Il a tué son ex-compagne, leurs deux filles et le chat. A Corcelles, près de Neuchâtel, un triple féminicide au sein d’une famille suscite le choc, mais aussi beaucoup de questions.

Qui était le couple? Quel était le passif du prévenu? Ce crime odieux aurait-il pu être évité par les voisins? Blick fait le point, sur la base d’une enquête de voisinage réalisée entre mercredi 20 et jeudi 21 août, de questions au procureur chargé de l’affaire et des éléments factuels déjà rendus publics.

Qui était la famille?

Avant de s’installer sur la commune de Corcelles-Cormondrèche, autour de 2017, le couple a habité Zurich. «Le mari nous a dit qu’ils étaient venus habiter ici depuis Zurich, car sa femme n’arrivait pas à apprendre l’allemand», indique une voisine proche de l’appartement, dont la porte est mise sous scellé.
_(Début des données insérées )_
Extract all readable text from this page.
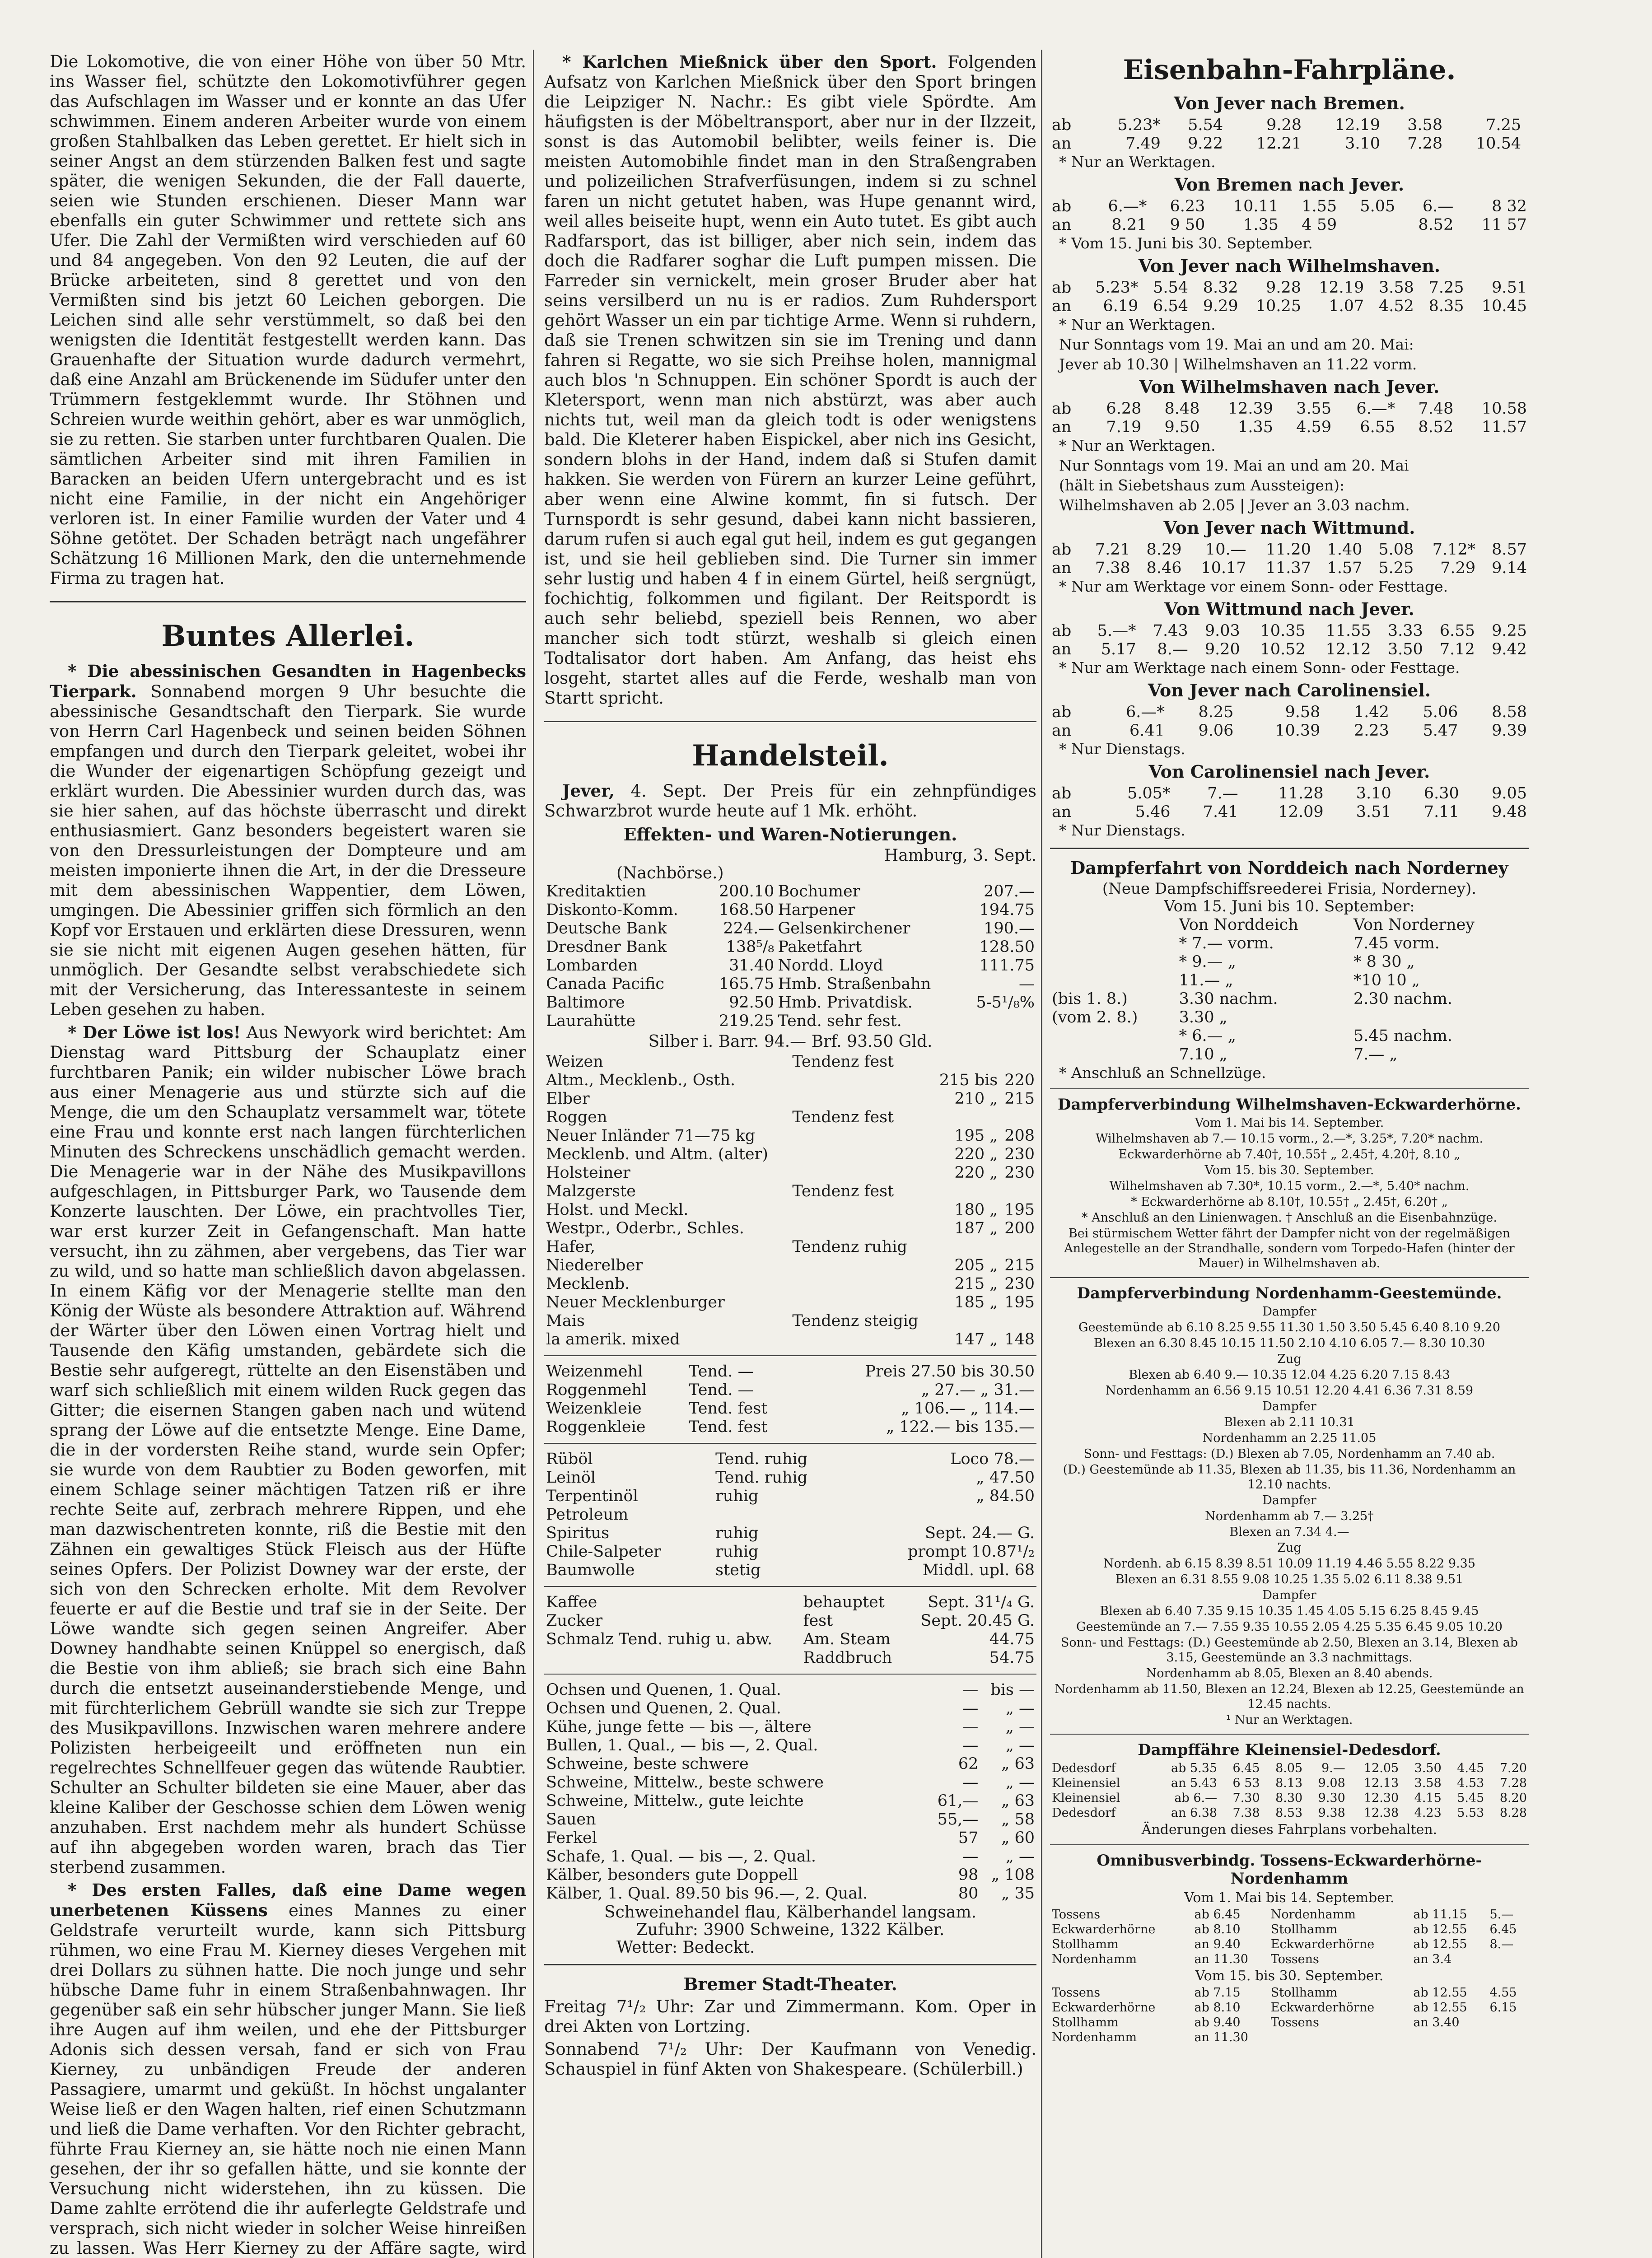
Die Lokomotive, die von einer Höhe von über 50 Mtr. ins Wasser fiel, schützte den Lokomotivführer gegen das Aufschlagen im Wasser und er konnte an das Ufer schwimmen. Einem anderen Arbeiter wurde von einem großen Stahlbalken das Leben gerettet. Er hielt sich in seiner Angst an dem stürzenden Balken fest und sagte später, die wenigen Sekunden, die der Fall dauerte, seien wie Stunden erschienen. Dieser Mann war ebenfalls ein guter Schwimmer und rettete sich ans Ufer. Die Zahl der Vermißten wird verschieden auf 60 und 84 angegeben. Von den 92 Leuten, die auf der Brücke arbeiteten, sind 8 gerettet und von den Vermißten sind bis jetzt 60 Leichen geborgen. Die Leichen sind alle sehr verstümmelt, so daß bei den wenigsten die Identität festgestellt werden kann. Das Grauenhafte der Situation wurde dadurch vermehrt, daß eine Anzahl am Brückenende im Südufer unter den Trümmern festgeklemmt wurde. Ihr Stöhnen und Schreien wurde weithin gehört, aber es war unmöglich, sie zu retten. Sie starben unter furchtbaren Qualen. Die sämtlichen Arbeiter sind mit ihren Familien in Baracken an beiden Ufern untergebracht und es ist nicht eine Familie, in der nicht ein Angehöriger verloren ist. In einer Familie wurden der Vater und 4 Söhne getötet. Der Schaden beträgt nach ungefährer Schätzung 16 Millionen Mark, den die unternehmende Firma zu tragen hat.

Buntes Allerlei.

* Die abessinischen Gesandten in Hagenbecks Tierpark. Sonnabend morgen 9 Uhr besuchte die abessinische Gesandtschaft den Tierpark. Sie wurde von Herrn Carl Hagenbeck und seinen beiden Söhnen empfangen und durch den Tierpark geleitet, wobei ihr die Wunder der eigenartigen Schöpfung gezeigt und erklärt wurden. Die Abessinier wurden durch das, was sie hier sahen, auf das höchste überrascht und direkt enthusiasmiert. Ganz besonders begeistert waren sie von den Dressurleistungen der Dompteure und am meisten imponierte ihnen die Art, in der die Dresseure mit dem abessinischen Wappentier, dem Löwen, umgingen. Die Abessinier griffen sich förmlich an den Kopf vor Erstauen und erklärten diese Dressuren, wenn sie sie nicht mit eigenen Augen gesehen hätten, für unmöglich. Der Gesandte selbst verabschiedete sich mit der Versicherung, das Interessanteste in seinem Leben gesehen zu haben.

* Der Löwe ist los! Aus Newyork wird berichtet: Am Dienstag ward Pittsburg der Schauplatz einer furchtbaren Panik; ein wilder nubischer Löwe brach aus einer Menagerie aus und stürzte sich auf die Menge, die um den Schauplatz versammelt war, tötete eine Frau und konnte erst nach langen fürchterlichen Minuten des Schreckens unschädlich gemacht werden. Die Menagerie war in der Nähe des Musikpavillons aufgeschlagen, in Pittsburger Park, wo Tausende dem Konzerte lauschten. Der Löwe, ein prachtvolles Tier, war erst kurzer Zeit in Gefangenschaft. Man hatte versucht, ihn zu zähmen, aber vergebens, das Tier war zu wild, und so hatte man schließlich davon abgelassen. In einem Käfig vor der Menagerie stellte man den König der Wüste als besondere Attraktion auf. Während der Wärter über den Löwen einen Vortrag hielt und Tausende den Käfig umstanden, gebärdete sich die Bestie sehr aufgeregt, rüttelte an den Eisenstäben und warf sich schließlich mit einem wilden Ruck gegen das Gitter; die eisernen Stangen gaben nach und wütend sprang der Löwe auf die entsetzte Menge. Eine Dame, die in der vordersten Reihe stand, wurde sein Opfer; sie wurde von dem Raubtier zu Boden geworfen, mit einem Schlage seiner mächtigen Tatzen riß er ihre rechte Seite auf, zerbrach mehrere Rippen, und ehe man dazwischentreten konnte, riß die Bestie mit den Zähnen ein gewaltiges Stück Fleisch aus der Hüfte seines Opfers. Der Polizist Downey war der erste, der sich von den Schrecken erholte. Mit dem Revolver feuerte er auf die Bestie und traf sie in der Seite. Der Löwe wandte sich gegen seinen Angreifer. Aber Downey handhabte seinen Knüppel so energisch, daß die Bestie von ihm abließ; sie brach sich eine Bahn durch die entsetzt auseinanderstiebende Menge, und mit fürchterlichem Gebrüll wandte sie sich zur Treppe des Musikpavillons. Inzwischen waren mehrere andere Polizisten herbeigeeilt und eröffneten nun ein regelrechtes Schnellfeuer gegen das wütende Raubtier. Schulter an Schulter bildeten sie eine Mauer, aber das kleine Kaliber der Geschosse schien dem Löwen wenig anzuhaben. Erst nachdem mehr als hundert Schüsse auf ihn abgegeben worden waren, brach das Tier sterbend zusammen.

* Des ersten Falles, daß eine Dame wegen unerbetenen Küssens eines Mannes zu einer Geldstrafe verurteilt wurde, kann sich Pittsburg rühmen, wo eine Frau M. Kierney dieses Vergehen mit drei Dollars zu sühnen hatte. Die noch junge und sehr hübsche Dame fuhr in einem Straßenbahnwagen. Ihr gegenüber saß ein sehr hübscher junger Mann. Sie ließ ihre Augen auf ihm weilen, und ehe der Pittsburger Adonis sich dessen versah, fand er sich von Frau Kierney, zu unbändigen Freude der anderen Passagiere, umarmt und geküßt. In höchst ungalanter Weise ließ er den Wagen halten, rief einen Schutzmann und ließ die Dame verhaften. Vor den Richter gebracht, führte Frau Kierney an, sie hätte noch nie einen Mann gesehen, der ihr so gefallen hätte, und sie konnte der Versuchung nicht widerstehen, ihn zu küssen. Die Dame zahlte errötend die ihr auferlegte Geldstrafe und versprach, sich nicht wieder in solcher Weise hinreißen zu lassen. Was Herr Kierney zu der Affäre sagte, wird

* Karlchen Mießnick über den Sport. Folgenden Aufsatz von Karlchen Mießnick über den Sport bringen die Leipziger N. Nachr.: Es gibt viele Spördte. Am häufigsten is der Möbeltransport, aber nur in der Ilzzeit, sonst is das Automobil belibter, weils feiner is. Die meisten Automobihle findet man in den Straßengraben und polizeilichen Strafverfüsungen, indem si zu schnel faren un nicht getutet haben, was Hupe genannt wird, weil alles beiseite hupt, wenn ein Auto tutet. Es gibt auch Radfarsport, das ist billiger, aber nich sein, indem das doch die Radfarer soghar die Luft pumpen missen. Die Farreder sin vernickelt, mein groser Bruder aber hat seins versilberd un nu is er radios. Zum Ruhdersport gehört Wasser un ein par tichtige Arme. Wenn si ruhdern, daß sie Trenen schwitzen sin sie im Trening und dann fahren si Regatte, wo sie sich Preihse holen, mannigmal auch blos 'n Schnuppen. Ein schöner Spordt is auch der Kletersport, wenn man nich abstürzt, was aber auch nichts tut, weil man da gleich todt is oder wenigstens bald. Die Kleterer haben Eispickel, aber nich ins Gesicht, sondern blohs in der Hand, indem daß si Stufen damit hakken. Sie werden von Fürern an kurzer Leine geführt, aber wenn eine Alwine kommt, fin si futsch. Der Turnspordt is sehr gesund, dabei kann nicht bassieren, darum rufen si auch egal gut heil, indem es gut gegangen ist, und sie heil geblieben sind. Die Turner sin immer sehr lustig und haben 4 f in einem Gürtel, heiß sergnügt, fochichtig, folkommen und figilant. Der Reitspordt is auch sehr beliebd, speziell beis Rennen, wo aber mancher sich todt stürzt, weshalb si gleich einen Todtalisator dort haben. Am Anfang, das heist ehs losgeht, startet alles auf die Ferde, weshalb man von Startt spricht.

Handelsteil.

Jever, 4. Sept. Der Preis für ein zehnpfündiges Schwarzbrot wurde heute auf 1 Mk. erhöht.

Effekten- und Waren-Notierungen.
Hamburg, 3. Sept.
(Nachbörse.)
Kreditaktien	200.10	Bochumer	207.—
Diskonto-Komm.	168.50	Harpener	194.75
Deutsche Bank	224.—	Gelsenkirchener	190.—
Dresdner Bank	138⁵/₈	Paketfahrt	128.50
Lombarden	31.40	Nordd. Lloyd	111.75
Canada Pacific	165.75	Hmb. Straßenbahn	—
Baltimore	92.50	Hmb. Privatdisk.	5-5¹/₈%
Laurahütte	219.25	Tend. sehr fest.	
Silber i. Barr. 94.— Brf. 93.50 Gld.
Weizen	Tendenz fest		
Altm., Mecklenb., Osth.		215 bis	220
Elber		210 „	215
Roggen	Tendenz fest		
Neuer Inländer 71—75 kg		195 „	208
Mecklenb. und Altm. (alter)		220 „	230
Holsteiner		220 „	230
Malzgerste	Tendenz fest		
Holst. und Meckl.		180 „	195
Westpr., Oderbr., Schles.		187 „	200
Hafer,	Tendenz ruhig		
Niederelber		205 „	215
Mecklenb.		215 „	230
Neuer Mecklenburger		185 „	195
Mais	Tendenz steigig		
la amerik. mixed		147 „	148
Weizenmehl	Tend. —	Preis 27.50 bis 30.50
Roggenmehl	Tend. —	„ 27.— „ 31.—
Weizenkleie	Tend. fest	„ 106.— „ 114.—
Roggenkleie	Tend. fest	„ 122.— bis 135.—
Rüböl	Tend. ruhig	Loco 78.—
Leinöl	Tend. ruhig	„ 47.50
Terpentinöl	ruhig	„ 84.50
Petroleum		
Spiritus	ruhig	Sept. 24.— G.
Chile-Salpeter	ruhig	prompt 10.87¹/₂
Baumwolle	stetig	Middl. upl. 68
Kaffee	behauptet	Sept. 31¹/₄ G.
Zucker	fest	Sept. 20.45 G.
Schmalz Tend. ruhig u. abw.	Am. Steam	44.75
	Raddbruch	54.75
Ochsen und Quenen, 1. Qual.	—	bis —
Ochsen und Quenen, 2. Qual.	—	„ —
Kühe, junge fette — bis —, ältere	—	„ —
Bullen, 1. Qual., — bis —, 2. Qual.	—	„ —
Schweine, beste schwere	62	„ 63
Schweine, Mittelw., beste schwere	—	„ —
Schweine, Mittelw., gute leichte	61,—	„ 63
Sauen	55,—	„ 58
Ferkel	57	„ 60
Schafe, 1. Qual. — bis —, 2. Qual.	—	„ —
Kälber, besonders gute Doppell	98	„ 108
Kälber, 1. Qual. 89.50 bis 96.—, 2. Qual.	80	„ 35
Schweinehandel flau, Kälberhandel langsam.
Zufuhr: 3900 Schweine, 1322 Kälber.
Wetter: Bedeckt.
Bremer Stadt-Theater.

Freitag 7¹/₂ Uhr: Zar und Zimmermann. Kom. Oper in drei Akten von Lortzing.

Sonnabend 7¹/₂ Uhr: Der Kaufmann von Venedig. Schauspiel in fünf Akten von Shakespeare. (Schülerbill.)

Eisenbahn-Fahrpläne.
Von Jever nach Bremen.
ab	5.23*	5.54	9.28	12.19	3.58	7.25	
an	7.49	9.22	12.21	3.10	7.28	10.54	
* Nur an Werktagen.
Von Bremen nach Jever.
ab	6.—*	6.23	10.11	1.55	5.05	6.—	8 32
an	8.21	9 50	1.35	4 59		8.52	11 57
* Vom 15. Juni bis 30. September.
Von Jever nach Wilhelmshaven.
ab	5.23*	5.54	8.32	9.28	12.19	3.58	7.25	9.51
an	6.19	6.54	9.29	10.25	1.07	4.52	8.35	10.45
* Nur an Werktagen.
Nur Sonntags vom 19. Mai an und am 20. Mai:
Jever ab 10.30 | Wilhelmshaven an 11.22 vorm.
Von Wilhelmshaven nach Jever.
ab	6.28	8.48	12.39	3.55	6.—*	7.48	10.58
an	7.19	9.50	1.35	4.59	6.55	8.52	11.57
* Nur an Werktagen.
Nur Sonntags vom 19. Mai an und am 20. Mai
(hält in Siebetshaus zum Aussteigen):
Wilhelmshaven ab 2.05 | Jever an 3.03 nachm.
Von Jever nach Wittmund.
ab	7.21	8.29	10.—	11.20	1.40	5.08	7.12*	8.57
an	7.38	8.46	10.17	11.37	1.57	5.25	7.29	9.14
* Nur am Werktage vor einem Sonn- oder Festtage.
Von Wittmund nach Jever.
ab	5.—*	7.43	9.03	10.35	11.55	3.33	6.55	9.25
an	5.17	8.—	9.20	10.52	12.12	3.50	7.12	9.42
* Nur am Werktage nach einem Sonn- oder Festtage.
Von Jever nach Carolinensiel.
ab	6.—*	8.25	9.58	1.42	5.06	8.58
an	6.41	9.06	10.39	2.23	5.47	9.39
* Nur Dienstags.
Von Carolinensiel nach Jever.
ab	5.05*	7.—	11.28	3.10	6.30	9.05
an	5.46	7.41	12.09	3.51	7.11	9.48
* Nur Dienstags.
Dampferfahrt von Norddeich nach Norderney
(Neue Dampfschiffsreederei Frisia, Norderney).
Vom 15. Juni bis 10. September:
	Von Norddeich	Von Norderney
	* 7.— vorm.	7.45 vorm.
	* 9.— „	* 8 30 „
	11.— „	*10 10 „
(bis 1. 8.)	3.30 nachm.	2.30 nachm.
(vom 2. 8.)	3.30 „	
	* 6.— „	5.45 nachm.
	7.10 „	7.— „
* Anschluß an Schnellzüge.
Dampferverbindung Wilhelmshaven-Eckwarderhörne.
Vom 1. Mai bis 14. September.
Wilhelmshaven ab 7.— 10.15 vorm., 2.—*, 3.25*, 7.20* nachm.
Eckwarderhörne ab 7.40†, 10.55† „ 2.45†, 4.20†, 8.10 „
Vom 15. bis 30. September.
Wilhelmshaven ab 7.30*, 10.15 vorm., 2.—*, 5.40* nachm.
* Eckwarderhörne ab 8.10†, 10.55† „ 2.45†, 6.20† „
* Anschluß an den Linienwagen. † Anschluß an die Eisenbahnzüge.
Bei stürmischem Wetter fährt der Dampfer nicht von der regelmäßigen Anlegestelle an der Strandhalle, sondern vom Torpedo-Hafen (hinter der Mauer) in Wilhelmshaven ab.
Dampferverbindung Nordenhamm-Geestemünde.
Dampfer
Geestemünde ab 6.10 8.25 9.55 11.30 1.50 3.50 5.45 6.40 8.10 9.20
Blexen an 6.30 8.45 10.15 11.50 2.10 4.10 6.05 7.— 8.30 10.30
Zug
Blexen ab 6.40 9.— 10.35 12.04 4.25 6.20 7.15 8.43
Nordenhamm an 6.56 9.15 10.51 12.20 4.41 6.36 7.31 8.59
Dampfer
Blexen ab 2.11 10.31
Nordenhamm an 2.25 11.05
Sonn- und Festtags: (D.) Blexen ab 7.05, Nordenhamm an 7.40 ab.
(D.) Geestemünde ab 11.35, Blexen ab 11.35, bis 11.36, Nordenhamm an 12.10 nachts.
Dampfer
Nordenhamm ab 7.— 3.25†
Blexen an 7.34 4.—
Zug
Nordenh. ab 6.15 8.39 8.51 10.09 11.19 4.46 5.55 8.22 9.35
Blexen an 6.31 8.55 9.08 10.25 1.35 5.02 6.11 8.38 9.51
Dampfer
Blexen ab 6.40 7.35 9.15 10.35 1.45 4.05 5.15 6.25 8.45 9.45
Geestemünde an 7.— 7.55 9.35 10.55 2.05 4.25 5.35 6.45 9.05 10.20
Sonn- und Festtags: (D.) Geestemünde ab 2.50, Blexen an 3.14, Blexen ab 3.15, Geestemünde an 3.3 nachmittags.
Nordenhamm ab 8.05, Blexen an 8.40 abends.
Nordenhamm ab 11.50, Blexen an 12.24, Blexen ab 12.25, Geestemünde an 12.45 nachts.
¹ Nur an Werktagen.
Dampffähre Kleinensiel-Dedesdorf.
Dedesdorf	ab 5.35	6.45	8.05	9.—	12.05	3.50	4.45	7.20
Kleinensiel	an 5.43	6 53	8.13	9.08	12.13	3.58	4.53	7.28
Kleinensiel	ab 6.—	7.30	8.30	9.30	12.30	4.15	5.45	8.20
Dedesdorf	an 6.38	7.38	8.53	9.38	12.38	4.23	5.53	8.28
Änderungen dieses Fahrplans vorbehalten.
Omnibusverbindg. Tossens-Eckwarderhörne-Nordenhamm
Vom 1. Mai bis 14. September.
Tossens	ab 6.45	Nordenhamm	ab 11.15	5.—
Eckwarderhörne	ab 8.10	Stollhamm	ab 12.55	6.45
Stollhamm	an 9.40	Eckwarderhörne	ab 12.55	8.—
Nordenhamm	an 11.30	Tossens	an 3.4	
Vom 15. bis 30. September.
Tossens	ab 7.15	Stollhamm	ab 12.55	4.55
Eckwarderhörne	ab 8.10	Eckwarderhörne	ab 12.55	6.15
Stollhamm	ab 9.40	Tossens	an 3.40	
Nordenhamm	an 11.30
A l’heure actuelle, les emplois des deux parents – tous deux de nationalité algérienne – nous restent inconnus. La victime avait 47 ans, contre 52 pour son mari, au bénéfice d’un permis C. Ce dernier est désormais prévenu pour meurtre (sur sa femme et ses filles) et tentative de meurtre (sur le policier qu’il semble avoir menacé avec son couteau).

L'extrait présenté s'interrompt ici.